Ces flaveurs se caractérisent par trois composantes :

•La saveur est la première d’entre elles, et aussi celle qui nous vient le plus facilement à l’esprit lorsqu’on évoque le goût. Elle est procurée par les molécules non volatiles présentes dans les aliments. On peut distinguer 4 saveurs primaires : le salé (chlorure de sodium), le sucré (saccharose), l’acide (acide chlorhydrique, citron) et l’amer (quinine, endive), auxquelles les japonais ont récemment ajouté l’umami, qui signifie délicieux et qui est procurée par deux acides aminés, le glutamate et l’aspartate. Cette dernière saveur, moins connue, correspond à ce qui est gourmand et sapide, qui donne une sensation de plaisir en bouche (viande, champignons, lait maternel…). La communauté scientifique se demande également si le « gras » doit être inclus au groupe des saveurs primaires. Cependant, le champ des saveurs ne se réduit pas à celles-ci : des centaines de saveurs secondaires existent et forment un panel gustatif très large, car chaque molécule sapide possède une saveur propre. Il est néanmoins difficile de les exprimer car elles nous paraissent très subtiles, c’est pourquoi nous nous contentons dans la vie quotidienne de distinguer les saveurs primaires.

•La deuxième composante des flaveurs est l’arôme. Il s’agit alors des molécules volatiles qui sont libérées de l’aliment pendant la mastication et qui remontent vers le système olfactif. Un arôme est composé de plusieurs molécules qui lui donnent ses propriétés particulières. Pour distinguer l’arôme de l’odeur, on peut regarder ce schéma : (voir diapo 5) on sent une odeur par voie ortho-nasale et un arôme par voie rétro-nasale.

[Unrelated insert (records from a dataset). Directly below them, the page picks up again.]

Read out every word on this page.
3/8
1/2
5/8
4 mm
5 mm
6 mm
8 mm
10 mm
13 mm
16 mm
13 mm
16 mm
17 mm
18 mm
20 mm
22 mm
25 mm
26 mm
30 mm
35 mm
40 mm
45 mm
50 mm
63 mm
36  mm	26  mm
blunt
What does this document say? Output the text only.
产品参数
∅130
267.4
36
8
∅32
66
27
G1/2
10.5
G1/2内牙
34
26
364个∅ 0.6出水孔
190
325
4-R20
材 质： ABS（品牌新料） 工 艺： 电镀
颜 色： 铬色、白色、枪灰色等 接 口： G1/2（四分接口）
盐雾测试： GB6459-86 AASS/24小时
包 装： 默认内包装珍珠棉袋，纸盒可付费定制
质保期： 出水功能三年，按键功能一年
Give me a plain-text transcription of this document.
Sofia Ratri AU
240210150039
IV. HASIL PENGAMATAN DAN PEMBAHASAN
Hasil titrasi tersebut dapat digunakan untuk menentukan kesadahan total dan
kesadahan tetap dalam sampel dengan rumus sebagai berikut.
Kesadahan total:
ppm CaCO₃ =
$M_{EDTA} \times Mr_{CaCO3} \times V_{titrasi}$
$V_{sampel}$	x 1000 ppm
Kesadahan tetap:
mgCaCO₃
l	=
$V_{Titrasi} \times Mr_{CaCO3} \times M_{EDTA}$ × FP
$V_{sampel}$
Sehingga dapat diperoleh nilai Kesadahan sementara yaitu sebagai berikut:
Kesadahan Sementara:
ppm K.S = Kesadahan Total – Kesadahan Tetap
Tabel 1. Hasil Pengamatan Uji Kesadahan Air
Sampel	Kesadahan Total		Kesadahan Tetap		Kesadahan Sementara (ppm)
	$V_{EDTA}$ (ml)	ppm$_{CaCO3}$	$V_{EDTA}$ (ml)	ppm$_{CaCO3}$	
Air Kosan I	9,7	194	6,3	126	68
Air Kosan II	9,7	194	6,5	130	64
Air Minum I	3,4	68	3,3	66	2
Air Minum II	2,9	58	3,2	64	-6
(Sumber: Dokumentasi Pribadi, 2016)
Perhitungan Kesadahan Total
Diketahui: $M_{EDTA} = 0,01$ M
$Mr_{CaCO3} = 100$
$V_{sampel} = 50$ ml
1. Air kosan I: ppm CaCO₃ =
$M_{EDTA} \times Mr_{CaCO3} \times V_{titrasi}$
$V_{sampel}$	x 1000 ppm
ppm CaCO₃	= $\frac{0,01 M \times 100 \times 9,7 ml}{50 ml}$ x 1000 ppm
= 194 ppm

•Enfin, les sensations trigéminales qui correspondent aux perceptions thermiques, mécaniques et chimiques permettent de dire si un aliment est piquant, astringent (qui resserre les papilles gustatives, dessèche), brûlant ou rafraîchissant.

Diapo 6 :

Médicalement :

Comme les autres sens, le goût peut être altéré par des anomalies. Ainsi, l’agueusie est une pathologie qui entraîne l’incapacité à reconnaître les saveurs primaires. Elle peut être partielle (incapacité à reconnaître certaines saveurs) ou complète (incapacité à reconnaître toutes les saveurs). Il existe aussi l’hypogueusie, qui est une diminution du goût. Enfin, des sujets sont atteints de dysgueusie, une distorsion dans le discernement d’une saveur qui se manifeste par une fausse perception, ou par la sensation d’un goût en l’absence de saveurs. D’autre part, les anomalies affectant l’odorat ont la plupart du temps un impact sur le goût. De ce fait, l’anosmie, qui est la perte totale de l’odorat, s’accompagne dans 85% des cas de la perte du goût.

Diapo 7 :

II – Le goût, de la perception à l’appréciation :

        Lorsque l'on mange un ingrédient, celui-ci est perçu par le corps de différentes façons.

A) Les différents organes de la gustation:

  • Papilles gustatives

La langue est un muscle très mobile recouvert d'une muqueuse rose constamment humide, la surface est tapissée de papilles sensorielles, les unes tactiles, les autres gustatives.

Il y a deux sortes de papilles gustatives :

  • Les papilles caliciformes, au nombre de neuf à douze, formant le V lingual
  • Les papilles fongiformes, petites et nombreuses, situées en avant du V et le long de ses branches.

Les papilles caliciformes et fongiformes renferment des bourgeons gustatifs en relation avec le nerf du goût.